I am trying to create an application that will match an image of a Building facade to an image in my database (See sample image below). I'm implementing the application in Java and so far I have been following this tutorial: http://docs.opencv.org/2.4/doc/tutorials/features2d/feature_homography/feature_homography.html
What I would like help with is how to move onto the next step and adapt my code so that I pull up stored images to match against the input image. How would I do this? Do I store the image itself and the keypoints of each image in the database? or do I store the Descriptor Matchers?
Any tutorials or examples of an application like this would be greatly appreciated.
You will basically store
You don't really have to store each image, but you may want to store at least one for each building to show user best match.
What issues do you have at the moment? Amount of space needed for your database? Speed of matching? Or maybe matching quality? Depending on your answer you may get different approaches.
I would try to implement the simplest approach first, just iterating over the data extracted from reference images in your database and trying to match your image. You can select the reference image that yields maximum inliers and then check if their amount is higher that some empirically defined threshold to determine whether you have a match.
If you'll have problems with performance you can try to gain advantage of the fact you are preparing base beforehand and precompute something useful. One example would be several k-d trees, or a k-d tree that has features from all images (storing the index each feature came from), and then perform matching with some modifications (allow each keypoint from source image to match multiple keypoints if they come from different reference images). Then after matching and geometrical tests check what reference image gets maximum matches.

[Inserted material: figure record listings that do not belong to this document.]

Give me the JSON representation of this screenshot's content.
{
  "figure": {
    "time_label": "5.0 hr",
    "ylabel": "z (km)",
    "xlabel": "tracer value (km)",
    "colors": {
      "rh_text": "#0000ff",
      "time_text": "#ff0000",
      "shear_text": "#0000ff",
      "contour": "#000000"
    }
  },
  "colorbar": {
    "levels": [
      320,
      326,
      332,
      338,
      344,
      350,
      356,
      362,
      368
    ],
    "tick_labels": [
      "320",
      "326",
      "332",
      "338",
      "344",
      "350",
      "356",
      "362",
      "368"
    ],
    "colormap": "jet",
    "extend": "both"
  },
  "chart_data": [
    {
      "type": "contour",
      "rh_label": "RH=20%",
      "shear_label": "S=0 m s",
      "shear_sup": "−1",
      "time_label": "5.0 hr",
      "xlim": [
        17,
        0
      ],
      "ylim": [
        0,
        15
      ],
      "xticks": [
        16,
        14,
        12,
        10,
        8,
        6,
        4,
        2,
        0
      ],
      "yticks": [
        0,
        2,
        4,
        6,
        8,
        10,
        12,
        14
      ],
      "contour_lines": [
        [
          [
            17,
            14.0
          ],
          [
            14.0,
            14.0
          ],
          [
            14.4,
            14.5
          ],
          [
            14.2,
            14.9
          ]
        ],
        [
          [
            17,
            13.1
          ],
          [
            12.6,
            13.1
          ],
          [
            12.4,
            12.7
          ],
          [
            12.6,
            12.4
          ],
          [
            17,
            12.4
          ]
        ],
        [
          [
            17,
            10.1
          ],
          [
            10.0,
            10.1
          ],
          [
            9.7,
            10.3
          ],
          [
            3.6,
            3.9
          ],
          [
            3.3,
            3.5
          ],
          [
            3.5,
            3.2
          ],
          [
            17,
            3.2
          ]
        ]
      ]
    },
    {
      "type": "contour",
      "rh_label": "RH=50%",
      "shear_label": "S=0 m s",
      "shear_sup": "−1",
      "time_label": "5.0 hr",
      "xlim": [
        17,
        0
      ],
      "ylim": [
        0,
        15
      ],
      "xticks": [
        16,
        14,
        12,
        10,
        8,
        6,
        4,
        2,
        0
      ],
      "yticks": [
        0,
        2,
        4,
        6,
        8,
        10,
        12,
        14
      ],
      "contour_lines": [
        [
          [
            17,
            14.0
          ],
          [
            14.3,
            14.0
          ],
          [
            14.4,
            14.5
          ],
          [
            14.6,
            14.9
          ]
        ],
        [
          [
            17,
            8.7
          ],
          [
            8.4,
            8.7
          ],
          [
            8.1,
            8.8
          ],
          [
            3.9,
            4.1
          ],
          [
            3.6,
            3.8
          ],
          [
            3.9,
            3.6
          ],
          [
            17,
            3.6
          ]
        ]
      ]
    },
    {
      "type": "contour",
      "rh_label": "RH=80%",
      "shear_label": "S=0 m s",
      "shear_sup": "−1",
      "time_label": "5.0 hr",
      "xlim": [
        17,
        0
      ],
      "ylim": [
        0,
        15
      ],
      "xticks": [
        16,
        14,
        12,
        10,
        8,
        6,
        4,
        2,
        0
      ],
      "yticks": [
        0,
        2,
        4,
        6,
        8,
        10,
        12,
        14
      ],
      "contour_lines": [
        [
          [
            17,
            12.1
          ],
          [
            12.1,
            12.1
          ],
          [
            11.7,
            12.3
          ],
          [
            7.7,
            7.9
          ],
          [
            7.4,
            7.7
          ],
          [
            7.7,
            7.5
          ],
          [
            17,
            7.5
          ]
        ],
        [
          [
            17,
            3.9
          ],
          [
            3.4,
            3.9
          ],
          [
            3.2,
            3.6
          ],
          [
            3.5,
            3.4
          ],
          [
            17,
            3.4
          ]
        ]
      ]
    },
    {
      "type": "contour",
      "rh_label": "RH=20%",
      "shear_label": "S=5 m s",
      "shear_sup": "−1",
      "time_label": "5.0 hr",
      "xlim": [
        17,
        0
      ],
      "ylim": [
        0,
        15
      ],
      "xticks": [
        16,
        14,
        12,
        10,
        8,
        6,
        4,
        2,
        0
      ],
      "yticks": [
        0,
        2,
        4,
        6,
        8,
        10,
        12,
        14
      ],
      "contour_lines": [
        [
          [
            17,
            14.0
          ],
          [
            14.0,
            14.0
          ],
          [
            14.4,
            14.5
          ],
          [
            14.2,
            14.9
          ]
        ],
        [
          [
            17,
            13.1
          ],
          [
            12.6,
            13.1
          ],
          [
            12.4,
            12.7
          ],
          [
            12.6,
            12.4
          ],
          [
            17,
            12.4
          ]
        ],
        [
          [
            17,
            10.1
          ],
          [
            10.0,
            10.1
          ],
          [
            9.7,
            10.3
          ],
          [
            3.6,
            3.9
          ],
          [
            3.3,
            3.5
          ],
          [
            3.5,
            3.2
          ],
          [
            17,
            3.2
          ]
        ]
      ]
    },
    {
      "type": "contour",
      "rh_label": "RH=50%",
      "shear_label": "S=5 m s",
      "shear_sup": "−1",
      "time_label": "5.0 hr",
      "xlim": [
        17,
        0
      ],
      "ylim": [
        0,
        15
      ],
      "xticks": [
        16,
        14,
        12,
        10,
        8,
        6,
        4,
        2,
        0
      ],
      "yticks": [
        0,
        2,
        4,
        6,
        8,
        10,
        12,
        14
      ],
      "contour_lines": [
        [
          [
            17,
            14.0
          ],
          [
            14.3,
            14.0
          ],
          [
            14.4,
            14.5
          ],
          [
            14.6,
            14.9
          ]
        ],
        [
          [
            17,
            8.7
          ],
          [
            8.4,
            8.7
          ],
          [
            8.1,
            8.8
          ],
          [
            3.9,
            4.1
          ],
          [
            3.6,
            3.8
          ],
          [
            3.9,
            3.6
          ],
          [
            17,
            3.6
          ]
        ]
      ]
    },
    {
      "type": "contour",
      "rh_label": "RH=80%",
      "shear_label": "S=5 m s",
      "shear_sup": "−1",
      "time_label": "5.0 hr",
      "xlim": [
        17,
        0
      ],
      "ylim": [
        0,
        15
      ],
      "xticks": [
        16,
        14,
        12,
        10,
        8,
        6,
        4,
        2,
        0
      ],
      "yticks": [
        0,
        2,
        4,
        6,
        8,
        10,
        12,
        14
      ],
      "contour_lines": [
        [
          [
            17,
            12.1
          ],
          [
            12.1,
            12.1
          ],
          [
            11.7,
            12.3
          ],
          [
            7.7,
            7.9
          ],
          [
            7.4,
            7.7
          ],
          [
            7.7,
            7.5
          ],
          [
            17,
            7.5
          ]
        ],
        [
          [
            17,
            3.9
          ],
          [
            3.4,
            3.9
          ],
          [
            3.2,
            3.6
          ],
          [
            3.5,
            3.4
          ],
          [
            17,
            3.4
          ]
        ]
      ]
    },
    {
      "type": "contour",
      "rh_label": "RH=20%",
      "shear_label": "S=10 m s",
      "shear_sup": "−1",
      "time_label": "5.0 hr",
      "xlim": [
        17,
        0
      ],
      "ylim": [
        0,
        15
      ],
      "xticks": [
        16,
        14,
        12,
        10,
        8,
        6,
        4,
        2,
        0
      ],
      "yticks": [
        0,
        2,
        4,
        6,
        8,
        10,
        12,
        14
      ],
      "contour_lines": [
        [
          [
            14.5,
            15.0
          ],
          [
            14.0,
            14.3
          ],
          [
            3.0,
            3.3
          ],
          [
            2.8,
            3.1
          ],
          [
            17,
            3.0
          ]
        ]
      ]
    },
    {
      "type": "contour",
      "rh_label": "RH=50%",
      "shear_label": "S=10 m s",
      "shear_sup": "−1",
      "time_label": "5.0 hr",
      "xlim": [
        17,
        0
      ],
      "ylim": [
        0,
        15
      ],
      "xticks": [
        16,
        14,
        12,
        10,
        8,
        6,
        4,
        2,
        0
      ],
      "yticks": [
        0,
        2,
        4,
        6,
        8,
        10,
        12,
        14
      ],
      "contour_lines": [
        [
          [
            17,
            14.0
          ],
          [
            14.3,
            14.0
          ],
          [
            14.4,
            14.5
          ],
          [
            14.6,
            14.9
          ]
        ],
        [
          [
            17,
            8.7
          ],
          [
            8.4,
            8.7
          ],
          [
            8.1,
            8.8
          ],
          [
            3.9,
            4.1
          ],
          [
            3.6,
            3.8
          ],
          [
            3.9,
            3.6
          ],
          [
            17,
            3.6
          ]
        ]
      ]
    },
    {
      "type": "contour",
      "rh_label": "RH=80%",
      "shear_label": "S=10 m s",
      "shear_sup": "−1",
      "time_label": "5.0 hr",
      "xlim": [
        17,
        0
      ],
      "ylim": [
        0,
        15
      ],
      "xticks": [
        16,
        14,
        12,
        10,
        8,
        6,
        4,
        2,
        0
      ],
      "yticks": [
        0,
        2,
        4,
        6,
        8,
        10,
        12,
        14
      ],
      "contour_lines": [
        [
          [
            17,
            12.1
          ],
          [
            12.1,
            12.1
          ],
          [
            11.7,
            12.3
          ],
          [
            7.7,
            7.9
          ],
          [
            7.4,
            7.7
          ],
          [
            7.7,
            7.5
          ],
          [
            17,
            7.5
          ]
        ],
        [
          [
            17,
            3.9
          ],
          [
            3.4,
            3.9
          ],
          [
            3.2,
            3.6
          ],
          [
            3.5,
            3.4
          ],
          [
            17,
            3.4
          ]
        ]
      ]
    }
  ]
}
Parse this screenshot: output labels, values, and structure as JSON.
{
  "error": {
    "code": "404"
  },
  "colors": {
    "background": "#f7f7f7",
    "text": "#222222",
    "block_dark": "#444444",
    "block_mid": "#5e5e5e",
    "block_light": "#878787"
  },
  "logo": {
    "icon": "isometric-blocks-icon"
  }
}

If you'll have problems with memory you can try to limit number of feature points per each reference image (perform descending sort by score, leave only N best features). You can also use descriptors that are smaller (SURF over SIFT, etc). But I don't think that this is likely scenario, since you will need somewhere around 100-1000 features per reference image, and assuming you use SIFT descriptor with 128 floats you'll get 1000*128*4 = 500 kilobytes per image. Using 200 points per reference image and SURF descriptors with 64 float will give you 50 kilobytes per image. You can go even further and use chars for for SURF and get ~13 kB per image, but matching quality will likely degrade.